Al Jazeera Arapça muhabiri olarak çalışan Abdullah Elşami, Müslüman Kardeşler yanlısı bir oturma eylemine güvenlik güçlerinin şiddetle müdahale ettiği ve yüzlerce kişinin öldüğü gün haber peşinde koşarken tutuklanmıştı.
Ama diğer üç Al Jazeera gazetecisinin aksine Abdullah Elşami hala tutuklu olmasına rağmen davasının ne zaman başlayacağı belli değil. Daha doğrusu henüz hakkında bir iddianame bile hazırlanmadı.
Elşami 21 Ocak'da bu durumu protesto için açlık grevine başladı, eylemini sadece sıvı alarak sürdürüyor.

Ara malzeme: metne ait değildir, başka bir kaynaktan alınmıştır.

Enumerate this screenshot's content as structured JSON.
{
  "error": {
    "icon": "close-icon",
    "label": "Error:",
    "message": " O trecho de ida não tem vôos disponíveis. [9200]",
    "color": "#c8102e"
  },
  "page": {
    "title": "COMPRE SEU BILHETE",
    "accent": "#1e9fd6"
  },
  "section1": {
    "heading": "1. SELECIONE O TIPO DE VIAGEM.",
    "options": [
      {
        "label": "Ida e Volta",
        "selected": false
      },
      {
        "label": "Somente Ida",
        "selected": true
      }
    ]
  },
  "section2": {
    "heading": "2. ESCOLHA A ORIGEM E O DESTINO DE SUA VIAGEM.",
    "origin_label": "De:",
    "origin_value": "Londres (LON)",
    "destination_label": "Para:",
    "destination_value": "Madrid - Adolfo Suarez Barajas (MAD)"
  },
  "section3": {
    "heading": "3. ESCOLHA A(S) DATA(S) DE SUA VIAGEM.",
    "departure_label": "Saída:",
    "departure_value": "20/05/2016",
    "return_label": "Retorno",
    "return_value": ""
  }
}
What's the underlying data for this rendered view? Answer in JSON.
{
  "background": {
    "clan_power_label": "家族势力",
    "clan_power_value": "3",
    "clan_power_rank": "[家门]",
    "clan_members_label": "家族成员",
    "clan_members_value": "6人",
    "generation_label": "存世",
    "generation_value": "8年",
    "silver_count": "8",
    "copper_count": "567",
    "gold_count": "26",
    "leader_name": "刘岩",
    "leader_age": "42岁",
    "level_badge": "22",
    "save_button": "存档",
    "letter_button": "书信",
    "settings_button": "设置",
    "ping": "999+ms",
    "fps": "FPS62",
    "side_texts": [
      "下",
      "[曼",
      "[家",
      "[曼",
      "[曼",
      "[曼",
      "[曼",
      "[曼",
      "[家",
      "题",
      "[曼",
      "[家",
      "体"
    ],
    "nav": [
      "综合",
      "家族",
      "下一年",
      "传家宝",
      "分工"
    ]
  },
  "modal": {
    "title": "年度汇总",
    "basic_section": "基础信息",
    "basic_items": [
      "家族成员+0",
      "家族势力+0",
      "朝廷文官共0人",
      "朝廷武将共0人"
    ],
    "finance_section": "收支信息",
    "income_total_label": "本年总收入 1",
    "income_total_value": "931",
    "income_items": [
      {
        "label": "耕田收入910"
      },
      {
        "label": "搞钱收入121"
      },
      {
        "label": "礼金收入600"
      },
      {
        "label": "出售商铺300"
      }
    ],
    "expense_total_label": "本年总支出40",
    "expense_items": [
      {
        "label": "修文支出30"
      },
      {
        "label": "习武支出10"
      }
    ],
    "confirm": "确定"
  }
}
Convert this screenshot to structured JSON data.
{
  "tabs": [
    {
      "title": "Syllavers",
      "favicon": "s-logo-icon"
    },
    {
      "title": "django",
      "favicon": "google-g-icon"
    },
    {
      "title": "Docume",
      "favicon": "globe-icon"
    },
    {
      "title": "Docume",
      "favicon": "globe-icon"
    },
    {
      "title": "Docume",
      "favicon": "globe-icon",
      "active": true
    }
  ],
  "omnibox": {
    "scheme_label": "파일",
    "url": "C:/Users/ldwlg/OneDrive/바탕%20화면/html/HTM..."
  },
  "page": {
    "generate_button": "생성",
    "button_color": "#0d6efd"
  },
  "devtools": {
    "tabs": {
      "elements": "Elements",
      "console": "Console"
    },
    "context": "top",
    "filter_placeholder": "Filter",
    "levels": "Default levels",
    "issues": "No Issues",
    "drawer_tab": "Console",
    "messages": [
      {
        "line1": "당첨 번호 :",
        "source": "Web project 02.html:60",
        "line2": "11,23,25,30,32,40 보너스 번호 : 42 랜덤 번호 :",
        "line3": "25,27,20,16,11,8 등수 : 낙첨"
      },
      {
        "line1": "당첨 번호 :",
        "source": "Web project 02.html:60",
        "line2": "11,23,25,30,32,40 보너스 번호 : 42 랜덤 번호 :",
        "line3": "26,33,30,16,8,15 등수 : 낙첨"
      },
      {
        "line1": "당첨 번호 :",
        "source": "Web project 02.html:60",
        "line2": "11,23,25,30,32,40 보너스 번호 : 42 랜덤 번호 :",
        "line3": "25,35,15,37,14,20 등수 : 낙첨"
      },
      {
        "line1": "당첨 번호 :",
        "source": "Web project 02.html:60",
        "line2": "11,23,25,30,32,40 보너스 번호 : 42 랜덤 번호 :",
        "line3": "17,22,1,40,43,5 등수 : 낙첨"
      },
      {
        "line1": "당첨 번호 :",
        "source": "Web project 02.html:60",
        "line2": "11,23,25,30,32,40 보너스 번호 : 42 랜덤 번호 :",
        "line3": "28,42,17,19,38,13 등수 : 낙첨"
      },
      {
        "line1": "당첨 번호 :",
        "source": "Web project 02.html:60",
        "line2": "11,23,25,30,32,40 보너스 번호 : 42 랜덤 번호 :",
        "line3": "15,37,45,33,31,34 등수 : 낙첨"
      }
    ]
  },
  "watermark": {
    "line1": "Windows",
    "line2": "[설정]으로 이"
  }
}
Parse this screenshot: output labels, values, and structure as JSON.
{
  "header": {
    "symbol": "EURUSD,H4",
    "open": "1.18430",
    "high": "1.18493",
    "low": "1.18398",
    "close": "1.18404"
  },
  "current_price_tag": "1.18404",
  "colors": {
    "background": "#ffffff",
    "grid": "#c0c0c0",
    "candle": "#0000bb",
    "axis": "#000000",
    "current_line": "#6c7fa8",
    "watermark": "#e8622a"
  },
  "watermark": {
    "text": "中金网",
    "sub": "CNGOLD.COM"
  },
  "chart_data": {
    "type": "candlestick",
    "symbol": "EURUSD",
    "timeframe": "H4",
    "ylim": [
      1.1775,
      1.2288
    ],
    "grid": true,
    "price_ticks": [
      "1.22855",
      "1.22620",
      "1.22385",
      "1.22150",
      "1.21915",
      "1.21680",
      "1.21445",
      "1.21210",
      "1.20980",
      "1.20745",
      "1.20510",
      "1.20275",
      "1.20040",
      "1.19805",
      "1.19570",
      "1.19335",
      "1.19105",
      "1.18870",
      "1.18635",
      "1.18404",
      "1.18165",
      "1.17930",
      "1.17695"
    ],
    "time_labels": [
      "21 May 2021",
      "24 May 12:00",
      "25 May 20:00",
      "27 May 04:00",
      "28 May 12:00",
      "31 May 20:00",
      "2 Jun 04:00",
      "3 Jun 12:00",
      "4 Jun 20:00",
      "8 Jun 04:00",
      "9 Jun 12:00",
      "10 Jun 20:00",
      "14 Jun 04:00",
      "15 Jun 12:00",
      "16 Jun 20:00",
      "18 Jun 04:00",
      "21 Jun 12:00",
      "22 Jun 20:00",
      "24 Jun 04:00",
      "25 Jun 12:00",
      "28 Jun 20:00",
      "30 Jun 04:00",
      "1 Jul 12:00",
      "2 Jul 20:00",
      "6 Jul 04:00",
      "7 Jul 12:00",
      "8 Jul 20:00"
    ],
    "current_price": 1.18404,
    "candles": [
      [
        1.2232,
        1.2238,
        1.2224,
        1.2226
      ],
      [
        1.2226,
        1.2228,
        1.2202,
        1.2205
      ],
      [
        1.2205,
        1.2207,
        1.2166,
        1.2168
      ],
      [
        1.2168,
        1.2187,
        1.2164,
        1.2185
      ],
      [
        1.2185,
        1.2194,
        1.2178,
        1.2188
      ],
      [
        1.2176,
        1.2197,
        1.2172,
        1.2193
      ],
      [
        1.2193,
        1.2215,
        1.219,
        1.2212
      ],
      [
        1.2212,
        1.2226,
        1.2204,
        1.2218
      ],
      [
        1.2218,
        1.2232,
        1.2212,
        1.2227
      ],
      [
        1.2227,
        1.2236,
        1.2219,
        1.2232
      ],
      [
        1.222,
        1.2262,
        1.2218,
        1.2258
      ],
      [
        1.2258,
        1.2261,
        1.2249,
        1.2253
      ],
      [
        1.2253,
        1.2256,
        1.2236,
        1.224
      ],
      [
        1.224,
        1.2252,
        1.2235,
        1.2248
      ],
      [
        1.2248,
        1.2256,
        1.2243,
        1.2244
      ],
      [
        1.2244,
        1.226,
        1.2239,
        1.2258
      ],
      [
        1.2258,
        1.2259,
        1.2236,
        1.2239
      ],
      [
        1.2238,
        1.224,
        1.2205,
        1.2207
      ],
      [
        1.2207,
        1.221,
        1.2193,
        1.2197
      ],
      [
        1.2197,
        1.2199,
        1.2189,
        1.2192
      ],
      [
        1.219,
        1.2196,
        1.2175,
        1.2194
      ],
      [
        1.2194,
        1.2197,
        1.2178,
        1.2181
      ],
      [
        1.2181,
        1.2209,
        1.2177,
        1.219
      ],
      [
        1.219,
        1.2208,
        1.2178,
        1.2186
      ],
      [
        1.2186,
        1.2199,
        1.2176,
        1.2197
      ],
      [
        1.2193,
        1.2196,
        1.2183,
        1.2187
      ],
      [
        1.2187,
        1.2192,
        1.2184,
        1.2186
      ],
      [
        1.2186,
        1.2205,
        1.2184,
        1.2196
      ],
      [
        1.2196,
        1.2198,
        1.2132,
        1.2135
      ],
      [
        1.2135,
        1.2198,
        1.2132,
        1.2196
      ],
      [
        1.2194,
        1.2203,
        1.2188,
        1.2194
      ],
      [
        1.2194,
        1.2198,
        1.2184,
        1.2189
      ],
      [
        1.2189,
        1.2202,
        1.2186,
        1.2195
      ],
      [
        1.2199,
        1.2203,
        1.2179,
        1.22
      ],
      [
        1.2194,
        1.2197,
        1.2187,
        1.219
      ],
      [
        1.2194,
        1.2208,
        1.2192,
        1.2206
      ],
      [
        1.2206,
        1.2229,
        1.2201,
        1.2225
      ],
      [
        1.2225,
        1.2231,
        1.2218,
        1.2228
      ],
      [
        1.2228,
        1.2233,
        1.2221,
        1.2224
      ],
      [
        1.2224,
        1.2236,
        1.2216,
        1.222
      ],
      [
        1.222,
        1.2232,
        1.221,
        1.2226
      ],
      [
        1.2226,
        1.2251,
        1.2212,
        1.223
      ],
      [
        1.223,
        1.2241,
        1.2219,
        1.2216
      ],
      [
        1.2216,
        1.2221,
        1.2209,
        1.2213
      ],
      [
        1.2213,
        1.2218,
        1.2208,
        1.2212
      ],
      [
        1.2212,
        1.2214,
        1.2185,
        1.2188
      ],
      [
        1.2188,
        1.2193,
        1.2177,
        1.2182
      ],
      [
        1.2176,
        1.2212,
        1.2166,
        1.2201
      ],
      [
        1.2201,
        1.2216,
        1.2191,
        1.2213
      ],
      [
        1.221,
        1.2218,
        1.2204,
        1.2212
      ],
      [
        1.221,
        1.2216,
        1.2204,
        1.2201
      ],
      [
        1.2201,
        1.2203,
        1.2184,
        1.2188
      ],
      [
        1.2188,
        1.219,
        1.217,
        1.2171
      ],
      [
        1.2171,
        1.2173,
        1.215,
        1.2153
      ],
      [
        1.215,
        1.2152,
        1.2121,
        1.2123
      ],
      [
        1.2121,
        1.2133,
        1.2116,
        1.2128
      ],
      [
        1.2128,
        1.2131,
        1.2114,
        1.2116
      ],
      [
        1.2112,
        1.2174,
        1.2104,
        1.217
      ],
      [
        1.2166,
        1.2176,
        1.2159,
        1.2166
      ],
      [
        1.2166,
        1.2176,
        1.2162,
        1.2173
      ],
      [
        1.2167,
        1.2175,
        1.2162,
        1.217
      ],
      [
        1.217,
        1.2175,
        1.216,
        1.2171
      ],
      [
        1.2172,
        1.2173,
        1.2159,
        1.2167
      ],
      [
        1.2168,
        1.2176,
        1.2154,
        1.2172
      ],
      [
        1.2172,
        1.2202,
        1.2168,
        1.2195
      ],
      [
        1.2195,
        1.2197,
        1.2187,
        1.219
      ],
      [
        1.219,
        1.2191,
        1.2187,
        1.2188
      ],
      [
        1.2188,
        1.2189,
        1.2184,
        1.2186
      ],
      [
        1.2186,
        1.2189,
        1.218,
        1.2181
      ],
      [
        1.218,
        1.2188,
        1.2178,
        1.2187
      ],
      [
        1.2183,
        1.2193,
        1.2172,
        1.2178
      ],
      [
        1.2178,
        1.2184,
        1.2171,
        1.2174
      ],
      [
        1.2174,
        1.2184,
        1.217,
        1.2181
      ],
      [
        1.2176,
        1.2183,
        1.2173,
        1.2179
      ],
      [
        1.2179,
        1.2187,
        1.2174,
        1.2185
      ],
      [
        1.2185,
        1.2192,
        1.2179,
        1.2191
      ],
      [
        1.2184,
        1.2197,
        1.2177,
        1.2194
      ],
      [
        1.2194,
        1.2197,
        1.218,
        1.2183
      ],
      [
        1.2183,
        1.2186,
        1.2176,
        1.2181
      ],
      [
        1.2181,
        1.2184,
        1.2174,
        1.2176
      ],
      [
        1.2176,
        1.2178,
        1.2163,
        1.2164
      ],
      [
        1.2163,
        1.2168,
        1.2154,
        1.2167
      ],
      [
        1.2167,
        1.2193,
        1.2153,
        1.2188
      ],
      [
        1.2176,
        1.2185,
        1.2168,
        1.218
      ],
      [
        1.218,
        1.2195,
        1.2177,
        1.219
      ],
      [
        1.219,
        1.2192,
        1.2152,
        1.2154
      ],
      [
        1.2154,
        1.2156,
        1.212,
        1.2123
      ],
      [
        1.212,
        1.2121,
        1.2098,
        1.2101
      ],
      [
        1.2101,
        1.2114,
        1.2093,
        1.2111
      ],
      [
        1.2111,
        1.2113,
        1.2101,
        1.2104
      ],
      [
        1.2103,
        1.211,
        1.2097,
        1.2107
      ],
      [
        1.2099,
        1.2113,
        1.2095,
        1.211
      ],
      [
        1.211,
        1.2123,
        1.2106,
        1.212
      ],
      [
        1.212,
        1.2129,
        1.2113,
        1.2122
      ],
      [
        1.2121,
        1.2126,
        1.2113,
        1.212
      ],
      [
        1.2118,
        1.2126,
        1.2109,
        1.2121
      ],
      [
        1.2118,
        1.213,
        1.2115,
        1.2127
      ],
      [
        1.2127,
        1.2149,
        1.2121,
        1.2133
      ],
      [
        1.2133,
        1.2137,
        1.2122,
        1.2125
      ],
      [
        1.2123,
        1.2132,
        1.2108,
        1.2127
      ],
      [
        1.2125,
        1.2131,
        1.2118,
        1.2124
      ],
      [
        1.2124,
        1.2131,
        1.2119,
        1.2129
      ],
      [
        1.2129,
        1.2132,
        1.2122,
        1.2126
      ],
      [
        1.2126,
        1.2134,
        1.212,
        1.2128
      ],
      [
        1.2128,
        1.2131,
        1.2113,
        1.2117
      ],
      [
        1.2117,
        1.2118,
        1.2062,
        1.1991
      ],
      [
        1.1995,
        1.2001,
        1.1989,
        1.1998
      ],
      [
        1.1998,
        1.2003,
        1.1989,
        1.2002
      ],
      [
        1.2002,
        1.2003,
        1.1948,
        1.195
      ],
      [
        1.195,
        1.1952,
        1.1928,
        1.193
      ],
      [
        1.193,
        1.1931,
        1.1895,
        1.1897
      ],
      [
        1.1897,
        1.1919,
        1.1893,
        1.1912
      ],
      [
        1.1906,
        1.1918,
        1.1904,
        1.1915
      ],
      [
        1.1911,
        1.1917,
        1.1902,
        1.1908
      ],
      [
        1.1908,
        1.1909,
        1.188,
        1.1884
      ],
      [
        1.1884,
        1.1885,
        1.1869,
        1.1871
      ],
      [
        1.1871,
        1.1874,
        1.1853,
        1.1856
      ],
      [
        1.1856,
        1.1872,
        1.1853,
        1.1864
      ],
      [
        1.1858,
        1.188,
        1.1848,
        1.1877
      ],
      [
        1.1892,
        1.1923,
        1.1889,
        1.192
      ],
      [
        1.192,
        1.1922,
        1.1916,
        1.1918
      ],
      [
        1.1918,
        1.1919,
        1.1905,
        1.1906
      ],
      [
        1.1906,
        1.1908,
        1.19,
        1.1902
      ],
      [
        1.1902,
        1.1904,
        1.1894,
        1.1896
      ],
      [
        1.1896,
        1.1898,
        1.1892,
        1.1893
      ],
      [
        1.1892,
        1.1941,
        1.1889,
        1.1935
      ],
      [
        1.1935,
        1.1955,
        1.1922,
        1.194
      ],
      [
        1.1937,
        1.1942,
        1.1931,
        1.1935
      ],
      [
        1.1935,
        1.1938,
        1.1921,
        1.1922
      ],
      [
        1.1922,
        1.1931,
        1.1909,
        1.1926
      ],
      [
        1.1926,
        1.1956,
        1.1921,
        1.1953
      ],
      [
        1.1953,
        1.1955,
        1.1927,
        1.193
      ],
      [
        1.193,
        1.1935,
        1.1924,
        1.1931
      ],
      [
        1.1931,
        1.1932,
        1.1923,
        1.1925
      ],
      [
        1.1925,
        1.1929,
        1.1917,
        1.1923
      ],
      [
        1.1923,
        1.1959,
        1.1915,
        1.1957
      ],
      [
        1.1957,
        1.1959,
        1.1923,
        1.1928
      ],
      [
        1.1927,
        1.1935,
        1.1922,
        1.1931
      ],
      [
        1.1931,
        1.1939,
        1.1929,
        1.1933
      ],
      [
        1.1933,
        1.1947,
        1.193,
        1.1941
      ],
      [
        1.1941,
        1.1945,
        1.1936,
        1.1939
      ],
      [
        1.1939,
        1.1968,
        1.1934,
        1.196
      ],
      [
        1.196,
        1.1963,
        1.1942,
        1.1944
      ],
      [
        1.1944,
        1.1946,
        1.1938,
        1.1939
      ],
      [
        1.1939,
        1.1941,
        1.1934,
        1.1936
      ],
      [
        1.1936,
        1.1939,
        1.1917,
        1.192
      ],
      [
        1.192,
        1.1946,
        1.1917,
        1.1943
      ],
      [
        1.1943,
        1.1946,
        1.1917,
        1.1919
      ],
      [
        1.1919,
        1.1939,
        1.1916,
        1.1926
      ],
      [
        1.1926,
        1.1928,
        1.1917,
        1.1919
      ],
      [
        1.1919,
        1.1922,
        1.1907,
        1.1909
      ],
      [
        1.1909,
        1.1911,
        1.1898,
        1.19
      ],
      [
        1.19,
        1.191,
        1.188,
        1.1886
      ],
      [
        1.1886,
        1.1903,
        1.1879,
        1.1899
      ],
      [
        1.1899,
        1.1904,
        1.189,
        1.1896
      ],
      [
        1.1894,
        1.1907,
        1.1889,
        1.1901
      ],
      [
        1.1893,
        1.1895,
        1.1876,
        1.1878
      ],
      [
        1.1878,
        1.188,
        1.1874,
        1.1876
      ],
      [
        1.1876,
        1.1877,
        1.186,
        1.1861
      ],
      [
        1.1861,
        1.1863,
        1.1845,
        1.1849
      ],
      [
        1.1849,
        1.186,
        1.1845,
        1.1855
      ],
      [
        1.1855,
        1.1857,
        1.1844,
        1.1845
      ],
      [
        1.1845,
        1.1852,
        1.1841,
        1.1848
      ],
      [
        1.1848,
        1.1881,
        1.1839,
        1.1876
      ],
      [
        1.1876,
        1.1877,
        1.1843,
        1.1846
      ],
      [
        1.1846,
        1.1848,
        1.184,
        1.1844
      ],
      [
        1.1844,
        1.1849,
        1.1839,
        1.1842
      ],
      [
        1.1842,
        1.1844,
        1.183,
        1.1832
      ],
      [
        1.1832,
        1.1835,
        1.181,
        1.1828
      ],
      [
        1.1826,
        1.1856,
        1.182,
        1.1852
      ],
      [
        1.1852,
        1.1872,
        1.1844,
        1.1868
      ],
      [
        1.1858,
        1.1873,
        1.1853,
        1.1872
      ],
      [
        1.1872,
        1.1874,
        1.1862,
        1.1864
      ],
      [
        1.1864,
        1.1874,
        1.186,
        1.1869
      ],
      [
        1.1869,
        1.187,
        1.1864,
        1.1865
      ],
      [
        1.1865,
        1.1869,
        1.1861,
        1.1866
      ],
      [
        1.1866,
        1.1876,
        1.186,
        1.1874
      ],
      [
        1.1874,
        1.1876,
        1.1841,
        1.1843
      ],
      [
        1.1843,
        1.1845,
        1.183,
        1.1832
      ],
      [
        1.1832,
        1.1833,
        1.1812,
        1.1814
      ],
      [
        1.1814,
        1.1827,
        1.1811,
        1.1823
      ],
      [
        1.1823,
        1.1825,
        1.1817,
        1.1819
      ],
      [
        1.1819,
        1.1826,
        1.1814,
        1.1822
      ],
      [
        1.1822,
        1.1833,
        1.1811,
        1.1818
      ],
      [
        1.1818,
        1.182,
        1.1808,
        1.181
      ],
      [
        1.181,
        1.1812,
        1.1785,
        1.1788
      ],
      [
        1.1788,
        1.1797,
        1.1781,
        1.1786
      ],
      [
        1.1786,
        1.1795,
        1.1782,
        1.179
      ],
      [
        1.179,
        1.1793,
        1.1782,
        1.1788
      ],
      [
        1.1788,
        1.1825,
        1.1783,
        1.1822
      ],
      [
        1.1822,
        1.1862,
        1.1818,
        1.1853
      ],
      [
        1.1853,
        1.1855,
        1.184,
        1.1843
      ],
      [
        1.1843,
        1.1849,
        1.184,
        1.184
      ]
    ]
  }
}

Kardeşi eliyle Facebook sayfasına koyduğu notta Abdullah Elşami "Hiç bir gruba ya da ideolojiye mensup değilim. Sadece vicdanıma ve insanlığıma aidim. Hiç bir şey irademi ve onurumu kıramayacak" diyor.
Hapiste toplam 13 gazeteci
Mısır'da insan hakları grupları şu anda Al Jazeera çalışanları da dahil 13 yerli ve yabancı gazetecinin tutuklu olduğunu söylüyorlar. Bu sayıyla Mısır dünyada en çok gazeteci hapseden 10 ülke arasında.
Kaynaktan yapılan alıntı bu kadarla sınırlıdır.